I thought about not writing this column.
It's not because I don't believe Aleah Johnson's story of being accused of shoplifting while visiting Sesame Place earlier this month.
It's not because I wasn't outraged at how Johnson, a 41-year-old single mother from West Philly, was separated from her two young daughters and treated like a common street criminal.
It's not because I don't believe her story has value.
The reason that I didn't want to write about the lawsuit she has filed is because I'm worn out. Burned out, actually. I am suffering from #livingwhileblack fatigue. It's real. It creeps into my subconsciousness every time I spot a police cruiser in my rear-view mirror. It's there when a store clerk innocently asks, "Do you want your receipt?" My answer always is yes. I'm black. I may need it as proof when I get to the door.
Social media doesn't help. It seems as if every time I log on, I learn of another #livingwhileblack episode. One of the latest involved black Washington University students falsely accused of not paying for food at an IHOP in Missouri.
The incidents, many captured on cell-phone video, have disturbing similarities: A person of African American descent is minding his own business and going about his life — hanging out at a Starbucks; having a cookout at a public park; golfing with friends; redeeming a coupon at CVS; or playing basketball at a gym — and the next thing, the cops are called.
In Johnson's case, she had gone to Sesame Place, a children's theme park in Langhorne, with her daughters on July 14. After going on the water rides and having lunch, they stopped by a gift shop. As she stood in line to purchase a few souvenirs, Johnson realized she was missing her wallet. She briefly stepped outside the store to retrieve it from her older daughter but immediately returned to the line to pay. Granted, Johnson shouldn't have gone outside the store with merchandise for even a second, but she says she exited only about one foot and was back in line moments later waiting to pay for her key chains, mug and other items when security personnel approached.
She was taken to a room about five city blocks away and questioned as a police officer stood nearby. Johnson, who said she could hear her children's voices in another room, maintained her innocence, even going so far as to dump out the contents of her purse to prove she wasn't concealing any store merchandise. While being held, she called her sister-in-law and said, "I believe they are doing this because I'm black and I'm Muslim."
Eventually, authorities escorted her to a cashier so she could finally pay for her items and then let her go. Johnson was told that she was permanently banned from Sesame Place and escorted to an exit. She was frantic with worry about her daughters, ages 14 and 6, until they also walked outside. She later learned that while they had been separated, Sesame Place personnel had questioned them, as well. Johnson's lawyer Brian R. Mildenberg filed suit on July 18 in federal court against the theme park.

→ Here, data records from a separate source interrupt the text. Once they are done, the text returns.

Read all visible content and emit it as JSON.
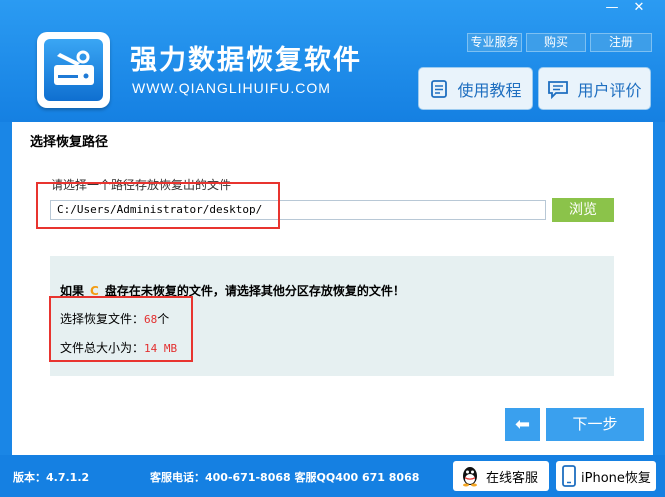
{
  "header": {
    "title": "强力数据恢复软件",
    "url": "WWW.QIANGLIHUIFU.COM",
    "window_controls": {
      "minimize": "—",
      "close": "✕"
    },
    "links": [
      "专业服务",
      "购买",
      "注册"
    ],
    "tutorial_label": "使用教程",
    "review_label": "用户评价"
  },
  "main": {
    "section_title": "选择恢复路径",
    "path_label": "请选择一个路径存放恢复出的文件",
    "path_value": "C:/Users/Administrator/desktop/",
    "browse_label": "浏览",
    "warning_prefix": "如果",
    "drive": "C",
    "warning_suffix": "盘存在未恢复的文件，请选择其他分区存放恢复的文件！",
    "file_count_label": "选择恢复文件：",
    "file_count_value": "68",
    "file_count_unit": "个",
    "total_size_label": "文件总大小为：",
    "total_size_value": "14 MB",
    "back_symbol": "⬅",
    "next_label": "下一步"
  },
  "footer": {
    "version": "版本：4.7.1.2",
    "phone": "客服电话：400-671-8068 客服QQ400 671 8068",
    "online_service_label": "在线客服",
    "iphone_label": "iPhone恢复"
  },
  "colors": {
    "brand_blue": "#1a86e6",
    "browse_green": "#8bc34a",
    "highlight_red": "#e8342f",
    "drive_orange": "#f39c12"
  }
}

I reached out to Sea World Parks & Entertainment, Sesame's Place's parent company, and heard back from spokesman Travis Clayton who told me, "As a matter of policy, we do not comment on pending litigation."
I've heard it before. Before the summer is over, I'm sure I'll hear it again and again because unfortunately things like this keep happening. There's nothing new about these episodes except for the fact that people these days often document what transpires with cell phone videos and word spreads by social media.
"It is extremely aggravating to be falsely judged based on the color of your skin," pointed out Paul Butler, author of Choke Hold: Policing Black Men (New Press, 2017). "It shouldn't surprise you that some people react with anger."